The search giant, however, appears to be developing new Web interface technology, which could prove incredibly disruptive to advertisers’ (and competitors’) current plans.
While highly experimental, Google is building wearable heads up displays -- or HUDs -- a source tells 9to5Google. “They are in late prototype stages of wearable glasses that look similar to thick-rimmed glasses that ‘normal people’ wear,” it writes. “However, these provide a display with a heads up computer interface.”
“Similar in concept to the glasses worn by Arnold Schwarzenegger in the ‘Terminator’ movies, the high-tech specs purportedly would tap into Google's cloud-based location services to convey details about the user's surroundings,” writes CNet. “The visual information would then appear as a 3D-augmented reality computer display.”
“Would you look at the world through Google Glasses?” asks ReadWriteWeb. “If you did, what would you see?

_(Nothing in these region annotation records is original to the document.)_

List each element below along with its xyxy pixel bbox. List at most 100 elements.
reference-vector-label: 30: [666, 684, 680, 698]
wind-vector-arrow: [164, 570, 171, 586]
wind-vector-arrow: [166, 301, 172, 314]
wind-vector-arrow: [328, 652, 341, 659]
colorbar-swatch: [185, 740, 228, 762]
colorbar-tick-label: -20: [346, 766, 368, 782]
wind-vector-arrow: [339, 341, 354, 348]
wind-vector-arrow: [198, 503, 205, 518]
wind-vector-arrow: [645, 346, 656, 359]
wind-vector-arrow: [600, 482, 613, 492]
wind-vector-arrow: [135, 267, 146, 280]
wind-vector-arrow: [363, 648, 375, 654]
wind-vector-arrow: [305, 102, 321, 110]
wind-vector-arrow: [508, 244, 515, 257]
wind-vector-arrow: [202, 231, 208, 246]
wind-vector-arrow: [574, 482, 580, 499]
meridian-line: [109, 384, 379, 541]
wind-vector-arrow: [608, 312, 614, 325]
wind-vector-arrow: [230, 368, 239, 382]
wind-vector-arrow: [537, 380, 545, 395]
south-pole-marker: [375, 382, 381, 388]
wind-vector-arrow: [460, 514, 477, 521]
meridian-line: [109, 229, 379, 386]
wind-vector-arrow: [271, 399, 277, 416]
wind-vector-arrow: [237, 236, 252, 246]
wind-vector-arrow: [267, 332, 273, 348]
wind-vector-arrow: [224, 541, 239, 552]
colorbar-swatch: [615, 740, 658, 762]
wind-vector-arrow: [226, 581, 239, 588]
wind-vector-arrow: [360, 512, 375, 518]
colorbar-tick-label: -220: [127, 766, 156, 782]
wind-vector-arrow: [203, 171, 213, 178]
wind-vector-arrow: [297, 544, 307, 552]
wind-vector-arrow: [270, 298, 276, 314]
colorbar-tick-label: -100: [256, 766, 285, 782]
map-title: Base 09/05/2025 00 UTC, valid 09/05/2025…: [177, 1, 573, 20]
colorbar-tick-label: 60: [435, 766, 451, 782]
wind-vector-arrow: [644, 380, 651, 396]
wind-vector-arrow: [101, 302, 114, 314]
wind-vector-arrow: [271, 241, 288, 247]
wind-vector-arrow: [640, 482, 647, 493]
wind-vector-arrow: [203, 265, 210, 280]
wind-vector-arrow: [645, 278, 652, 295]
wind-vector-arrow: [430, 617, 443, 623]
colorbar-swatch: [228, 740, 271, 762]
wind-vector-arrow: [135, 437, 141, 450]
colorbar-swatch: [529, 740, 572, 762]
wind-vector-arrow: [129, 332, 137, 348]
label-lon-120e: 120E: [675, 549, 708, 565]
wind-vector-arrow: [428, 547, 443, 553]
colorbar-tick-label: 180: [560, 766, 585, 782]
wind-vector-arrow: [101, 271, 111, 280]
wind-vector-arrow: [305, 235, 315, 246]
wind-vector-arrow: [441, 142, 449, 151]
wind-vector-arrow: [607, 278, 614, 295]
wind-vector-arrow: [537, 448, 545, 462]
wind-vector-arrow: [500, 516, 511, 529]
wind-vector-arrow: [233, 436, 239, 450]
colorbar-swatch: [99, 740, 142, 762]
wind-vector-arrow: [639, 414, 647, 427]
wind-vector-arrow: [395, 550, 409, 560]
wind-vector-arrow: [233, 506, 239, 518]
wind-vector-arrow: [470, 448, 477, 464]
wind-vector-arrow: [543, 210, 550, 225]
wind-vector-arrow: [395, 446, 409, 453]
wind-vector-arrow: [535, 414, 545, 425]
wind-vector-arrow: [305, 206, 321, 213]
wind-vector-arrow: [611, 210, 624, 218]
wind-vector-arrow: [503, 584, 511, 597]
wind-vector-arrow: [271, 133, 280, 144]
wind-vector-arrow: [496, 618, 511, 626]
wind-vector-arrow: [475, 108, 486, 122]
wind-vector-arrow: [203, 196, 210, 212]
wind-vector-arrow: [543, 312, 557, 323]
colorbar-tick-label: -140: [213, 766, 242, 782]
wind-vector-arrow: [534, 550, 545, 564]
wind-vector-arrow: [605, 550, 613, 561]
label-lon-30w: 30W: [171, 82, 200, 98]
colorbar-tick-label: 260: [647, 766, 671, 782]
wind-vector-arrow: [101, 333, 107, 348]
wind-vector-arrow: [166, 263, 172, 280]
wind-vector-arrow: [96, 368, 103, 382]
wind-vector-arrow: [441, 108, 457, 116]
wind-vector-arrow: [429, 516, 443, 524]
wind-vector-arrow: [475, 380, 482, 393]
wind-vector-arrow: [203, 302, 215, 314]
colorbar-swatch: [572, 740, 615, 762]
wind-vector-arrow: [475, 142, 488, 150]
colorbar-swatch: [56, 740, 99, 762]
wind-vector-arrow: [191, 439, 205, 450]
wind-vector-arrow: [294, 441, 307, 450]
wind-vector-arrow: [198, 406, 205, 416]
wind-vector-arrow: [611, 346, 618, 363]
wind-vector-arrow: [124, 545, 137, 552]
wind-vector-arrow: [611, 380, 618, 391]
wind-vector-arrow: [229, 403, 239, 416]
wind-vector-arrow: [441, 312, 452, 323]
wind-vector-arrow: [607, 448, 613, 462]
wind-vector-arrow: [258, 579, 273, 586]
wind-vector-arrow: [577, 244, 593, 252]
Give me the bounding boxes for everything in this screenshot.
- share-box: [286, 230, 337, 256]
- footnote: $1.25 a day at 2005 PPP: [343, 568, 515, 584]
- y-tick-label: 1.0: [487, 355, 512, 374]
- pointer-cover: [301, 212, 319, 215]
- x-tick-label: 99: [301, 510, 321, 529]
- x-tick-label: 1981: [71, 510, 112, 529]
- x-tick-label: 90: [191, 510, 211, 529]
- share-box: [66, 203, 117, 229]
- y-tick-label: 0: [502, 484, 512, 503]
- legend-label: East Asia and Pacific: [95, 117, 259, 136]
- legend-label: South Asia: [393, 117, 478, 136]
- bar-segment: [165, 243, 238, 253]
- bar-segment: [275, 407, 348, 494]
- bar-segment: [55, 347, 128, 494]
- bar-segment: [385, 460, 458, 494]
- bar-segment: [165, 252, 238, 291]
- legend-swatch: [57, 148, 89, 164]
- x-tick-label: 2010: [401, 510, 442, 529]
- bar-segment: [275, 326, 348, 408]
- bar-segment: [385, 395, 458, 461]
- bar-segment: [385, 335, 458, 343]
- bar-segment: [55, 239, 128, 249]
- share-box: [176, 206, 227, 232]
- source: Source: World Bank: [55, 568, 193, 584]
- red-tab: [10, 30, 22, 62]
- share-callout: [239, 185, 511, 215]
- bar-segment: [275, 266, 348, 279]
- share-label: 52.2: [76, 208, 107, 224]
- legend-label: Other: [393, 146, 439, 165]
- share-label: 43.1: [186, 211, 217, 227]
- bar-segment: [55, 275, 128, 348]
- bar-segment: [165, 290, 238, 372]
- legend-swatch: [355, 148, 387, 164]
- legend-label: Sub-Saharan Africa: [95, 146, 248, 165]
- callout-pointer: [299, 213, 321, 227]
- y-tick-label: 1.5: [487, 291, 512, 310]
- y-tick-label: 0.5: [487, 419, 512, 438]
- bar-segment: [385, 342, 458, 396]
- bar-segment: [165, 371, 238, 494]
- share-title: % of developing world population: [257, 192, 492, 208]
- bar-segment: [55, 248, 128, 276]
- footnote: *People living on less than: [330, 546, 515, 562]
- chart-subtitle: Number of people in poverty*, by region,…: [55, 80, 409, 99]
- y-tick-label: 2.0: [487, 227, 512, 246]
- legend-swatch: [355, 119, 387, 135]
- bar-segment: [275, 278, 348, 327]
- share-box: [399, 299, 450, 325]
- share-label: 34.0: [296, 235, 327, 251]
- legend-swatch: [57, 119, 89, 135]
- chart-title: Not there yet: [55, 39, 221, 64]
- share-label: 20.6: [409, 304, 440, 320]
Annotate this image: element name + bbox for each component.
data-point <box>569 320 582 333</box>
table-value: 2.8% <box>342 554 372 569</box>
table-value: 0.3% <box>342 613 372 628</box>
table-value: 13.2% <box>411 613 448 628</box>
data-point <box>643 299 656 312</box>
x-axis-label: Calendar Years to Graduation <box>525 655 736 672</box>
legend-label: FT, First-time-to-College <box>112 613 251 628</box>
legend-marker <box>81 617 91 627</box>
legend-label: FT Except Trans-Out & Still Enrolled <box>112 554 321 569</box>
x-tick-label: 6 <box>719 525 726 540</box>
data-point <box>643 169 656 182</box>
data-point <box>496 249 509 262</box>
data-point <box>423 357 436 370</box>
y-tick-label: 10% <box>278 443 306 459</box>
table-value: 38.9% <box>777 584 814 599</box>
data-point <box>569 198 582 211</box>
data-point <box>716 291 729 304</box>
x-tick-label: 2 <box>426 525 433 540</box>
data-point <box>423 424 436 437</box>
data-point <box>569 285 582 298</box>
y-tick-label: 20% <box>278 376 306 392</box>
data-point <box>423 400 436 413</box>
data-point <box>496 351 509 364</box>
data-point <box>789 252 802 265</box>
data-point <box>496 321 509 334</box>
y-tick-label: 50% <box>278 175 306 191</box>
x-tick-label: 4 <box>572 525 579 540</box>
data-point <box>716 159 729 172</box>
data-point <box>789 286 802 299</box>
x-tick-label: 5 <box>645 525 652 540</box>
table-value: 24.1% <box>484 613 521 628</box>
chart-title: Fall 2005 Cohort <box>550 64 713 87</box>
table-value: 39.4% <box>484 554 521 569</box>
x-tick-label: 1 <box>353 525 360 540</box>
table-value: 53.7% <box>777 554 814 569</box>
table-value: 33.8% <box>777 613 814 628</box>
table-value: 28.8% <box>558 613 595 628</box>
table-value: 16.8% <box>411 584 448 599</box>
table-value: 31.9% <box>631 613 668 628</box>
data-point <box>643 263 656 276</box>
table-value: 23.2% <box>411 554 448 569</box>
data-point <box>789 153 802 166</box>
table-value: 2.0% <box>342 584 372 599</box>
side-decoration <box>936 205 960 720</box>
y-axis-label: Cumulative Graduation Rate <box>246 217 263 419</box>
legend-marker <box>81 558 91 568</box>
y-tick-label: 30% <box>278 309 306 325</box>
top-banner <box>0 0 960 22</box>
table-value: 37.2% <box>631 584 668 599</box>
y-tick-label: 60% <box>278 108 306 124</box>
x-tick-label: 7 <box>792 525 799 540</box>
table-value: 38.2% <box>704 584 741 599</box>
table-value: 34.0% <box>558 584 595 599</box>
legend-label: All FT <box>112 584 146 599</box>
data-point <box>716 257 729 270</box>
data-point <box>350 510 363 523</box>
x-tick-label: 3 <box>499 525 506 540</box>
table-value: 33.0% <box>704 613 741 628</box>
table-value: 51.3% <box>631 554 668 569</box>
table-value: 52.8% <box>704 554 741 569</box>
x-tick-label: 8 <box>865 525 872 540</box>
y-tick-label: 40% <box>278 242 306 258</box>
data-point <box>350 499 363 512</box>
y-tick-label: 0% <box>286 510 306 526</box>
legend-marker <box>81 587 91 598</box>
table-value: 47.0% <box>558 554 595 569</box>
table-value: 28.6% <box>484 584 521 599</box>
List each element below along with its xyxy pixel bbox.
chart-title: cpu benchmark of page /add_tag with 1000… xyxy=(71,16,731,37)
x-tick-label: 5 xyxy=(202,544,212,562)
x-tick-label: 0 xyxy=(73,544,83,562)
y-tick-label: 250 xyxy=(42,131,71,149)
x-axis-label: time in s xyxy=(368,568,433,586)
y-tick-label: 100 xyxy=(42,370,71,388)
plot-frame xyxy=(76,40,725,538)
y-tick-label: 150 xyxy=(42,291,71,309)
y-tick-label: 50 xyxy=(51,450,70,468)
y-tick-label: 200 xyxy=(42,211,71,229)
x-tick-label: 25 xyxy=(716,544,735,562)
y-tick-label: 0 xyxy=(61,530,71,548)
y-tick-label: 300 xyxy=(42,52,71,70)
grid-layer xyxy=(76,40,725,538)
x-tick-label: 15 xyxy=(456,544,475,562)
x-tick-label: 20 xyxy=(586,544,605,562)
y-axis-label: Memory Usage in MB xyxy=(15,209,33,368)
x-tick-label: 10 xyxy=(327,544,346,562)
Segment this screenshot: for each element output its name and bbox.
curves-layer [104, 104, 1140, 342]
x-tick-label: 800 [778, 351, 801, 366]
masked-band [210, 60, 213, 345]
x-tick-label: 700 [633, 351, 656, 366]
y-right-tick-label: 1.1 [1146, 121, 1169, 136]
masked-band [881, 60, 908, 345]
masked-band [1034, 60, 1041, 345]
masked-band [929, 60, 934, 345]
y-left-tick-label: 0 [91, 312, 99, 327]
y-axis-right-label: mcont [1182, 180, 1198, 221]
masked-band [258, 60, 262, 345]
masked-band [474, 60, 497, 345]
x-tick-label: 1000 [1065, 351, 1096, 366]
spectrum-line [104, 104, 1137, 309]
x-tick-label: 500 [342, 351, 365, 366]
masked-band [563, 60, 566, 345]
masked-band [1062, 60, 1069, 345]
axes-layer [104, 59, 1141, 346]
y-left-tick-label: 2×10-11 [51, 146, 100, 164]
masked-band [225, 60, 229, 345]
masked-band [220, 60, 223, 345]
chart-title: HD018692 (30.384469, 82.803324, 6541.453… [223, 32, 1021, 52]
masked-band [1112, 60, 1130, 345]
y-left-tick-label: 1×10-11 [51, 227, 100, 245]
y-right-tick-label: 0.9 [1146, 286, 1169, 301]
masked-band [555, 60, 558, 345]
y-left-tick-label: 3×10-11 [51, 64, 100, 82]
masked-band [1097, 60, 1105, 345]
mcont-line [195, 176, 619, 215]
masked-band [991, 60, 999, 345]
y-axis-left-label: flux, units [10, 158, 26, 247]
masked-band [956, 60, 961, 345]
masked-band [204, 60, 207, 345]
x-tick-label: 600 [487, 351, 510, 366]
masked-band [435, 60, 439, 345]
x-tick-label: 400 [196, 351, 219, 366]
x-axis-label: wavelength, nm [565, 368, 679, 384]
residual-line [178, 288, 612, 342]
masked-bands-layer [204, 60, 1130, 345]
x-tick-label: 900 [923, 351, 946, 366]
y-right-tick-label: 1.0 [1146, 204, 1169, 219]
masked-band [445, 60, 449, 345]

That may be an option soon.”
“As if you weren’t addicted to the Internet already,” Forbes jokes, adding: “Google, of course, already offers an augmented reality application to smartphone users. Google Goggles layer data from Google’s servers over an image taken by the phone’s camera and display an enhanced image to a user.”
Earlier this week, The New York Times reported that both Google and Apple were hard at work on “wearable computers,” while it is believed that Apple is more focused on voice-recognition-ready wristwatch-like gadgets.
One of Apple’s ideas, for instance, is a curved-glass iPod that would wrap around a consumers’ wrist, and could be used to communicate using Siri, Apple’s artificial intelligence software.